На долю секунды он задумался, а затем отрицательно покачал головой.
Онорина видела, что он пребывает в отчаянном состоянии, чтобы играть в карты или поддерживать разговор.
— Наверно, ты не очень любишь музыку — вечером ты с трудом слушал игру своей племянницы.
— Я не могу, — тихо ответил он. — Она играет так же, как ее мать.
Не желая углубляться в эту тему, Онорина встала, закрыла дверь музыкальной комнаты и стала искать на полке возле фортепиано свои любимые произведения. Затем села на табурет и сказала:
— Племянник, не можешь же ты всю оставшуюся жизнь сторониться музыкальных инструментов? Уверяю, я играю совсем иначе, чем Вивиан. Однако останови меня, если моя игра начнет раздражать тебя.
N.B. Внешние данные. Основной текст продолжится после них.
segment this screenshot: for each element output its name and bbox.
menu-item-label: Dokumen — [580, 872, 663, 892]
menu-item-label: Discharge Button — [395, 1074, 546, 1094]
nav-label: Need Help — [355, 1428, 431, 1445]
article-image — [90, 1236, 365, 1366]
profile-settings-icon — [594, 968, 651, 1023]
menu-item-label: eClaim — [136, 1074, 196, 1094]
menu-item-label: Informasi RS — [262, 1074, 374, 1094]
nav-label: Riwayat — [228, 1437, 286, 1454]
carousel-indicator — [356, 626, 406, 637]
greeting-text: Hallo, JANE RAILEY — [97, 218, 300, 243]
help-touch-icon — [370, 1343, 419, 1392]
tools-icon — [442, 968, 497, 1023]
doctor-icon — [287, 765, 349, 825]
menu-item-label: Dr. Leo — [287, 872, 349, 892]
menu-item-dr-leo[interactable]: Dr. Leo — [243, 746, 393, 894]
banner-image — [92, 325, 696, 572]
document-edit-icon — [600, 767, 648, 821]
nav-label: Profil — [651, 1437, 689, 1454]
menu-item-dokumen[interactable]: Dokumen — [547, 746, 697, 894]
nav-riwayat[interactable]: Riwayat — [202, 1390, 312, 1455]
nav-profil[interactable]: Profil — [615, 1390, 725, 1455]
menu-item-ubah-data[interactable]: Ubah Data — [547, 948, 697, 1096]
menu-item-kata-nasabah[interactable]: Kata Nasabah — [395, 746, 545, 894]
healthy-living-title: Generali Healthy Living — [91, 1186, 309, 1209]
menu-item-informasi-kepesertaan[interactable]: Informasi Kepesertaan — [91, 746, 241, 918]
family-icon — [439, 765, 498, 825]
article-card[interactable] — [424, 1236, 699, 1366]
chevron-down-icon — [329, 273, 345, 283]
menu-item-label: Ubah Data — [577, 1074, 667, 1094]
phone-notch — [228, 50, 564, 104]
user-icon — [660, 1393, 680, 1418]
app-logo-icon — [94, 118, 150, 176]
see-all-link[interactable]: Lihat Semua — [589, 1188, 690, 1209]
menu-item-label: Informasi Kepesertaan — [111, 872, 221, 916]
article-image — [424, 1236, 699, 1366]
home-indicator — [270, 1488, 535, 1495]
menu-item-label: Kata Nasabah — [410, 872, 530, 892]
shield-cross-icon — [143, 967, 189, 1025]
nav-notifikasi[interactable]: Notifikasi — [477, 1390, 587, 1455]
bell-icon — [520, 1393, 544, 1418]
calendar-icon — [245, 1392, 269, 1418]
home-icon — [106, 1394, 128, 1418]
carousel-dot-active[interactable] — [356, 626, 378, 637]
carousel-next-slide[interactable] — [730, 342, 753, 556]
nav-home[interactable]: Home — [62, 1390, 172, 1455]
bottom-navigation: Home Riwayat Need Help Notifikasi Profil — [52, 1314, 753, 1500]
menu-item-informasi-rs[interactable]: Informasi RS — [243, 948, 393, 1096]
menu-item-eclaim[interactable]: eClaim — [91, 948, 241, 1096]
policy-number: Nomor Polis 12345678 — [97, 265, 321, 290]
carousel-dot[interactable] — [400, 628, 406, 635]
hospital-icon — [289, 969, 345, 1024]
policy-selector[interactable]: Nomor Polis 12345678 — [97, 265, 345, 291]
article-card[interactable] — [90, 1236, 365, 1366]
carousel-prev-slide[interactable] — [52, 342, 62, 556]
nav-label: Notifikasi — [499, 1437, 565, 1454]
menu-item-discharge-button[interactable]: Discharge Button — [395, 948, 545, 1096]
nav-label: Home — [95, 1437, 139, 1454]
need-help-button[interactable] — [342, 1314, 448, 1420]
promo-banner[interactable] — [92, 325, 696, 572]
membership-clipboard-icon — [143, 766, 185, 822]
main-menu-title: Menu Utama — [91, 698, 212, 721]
Он пересел на диван, облокотившись на спинку.
— Я всегда восхищался твоей игрой. Слушать ее — настоящее удовольствие.
Онорина играла целый час. Мелодии ясно звучали в ночной тишине, и под влиянием музыки она почувствовала умиротворение. Закончив игру, она оглянулась и увидела, что Жюль стоит в конце комнаты, сложив руки за спиной, и разглядывает портрет, на котором Роберт и Виолетта были изображены во весь рост. Когда он вернулся к дивану, Онорина устроилась в кресле напротив него. Она понимала, что этой темы им сейчас не избежать.
— Сегодня я ходил к ним. На ее могиле написано… — Жюль умолк, словно тщательно обдумывал следующие слова. — В надписи на ее могиле упоминается ребенок.
— Разве ты не знал, что, ее второй ребенок похоронен вместе с ней.
Он сощурил глаза, будто она ударила его и пора готовиться к отражению нового удара, но в его голосе не чувствовалось робости.
— Она так и не… Роберт мне ничего не сообщал об этом. Мне дали понять, что ее настигла неожиданная болезнь. — Однако по глазам Онорины он заметил, что это далеко не вся правда, и склонил голову в ожидании. — Ты должна мне все рассказать.
Виолетта де Шерси страшно мучилась от сильной лихорадки. Вивиан в то время было двенадцать лет, и Онорину пригласили в Мирандолу за несколько недель до ожидавшихся родов. Не исключалась возможность, что ребенок, подобно Вивиан, появится на свет раньше времени и Онорине придется руководить хозяйством, пока Виолетта не встанет на ноги. Но получилось так, что она, слуги и врач были целиком заняты спасением жизни матери и ребенка.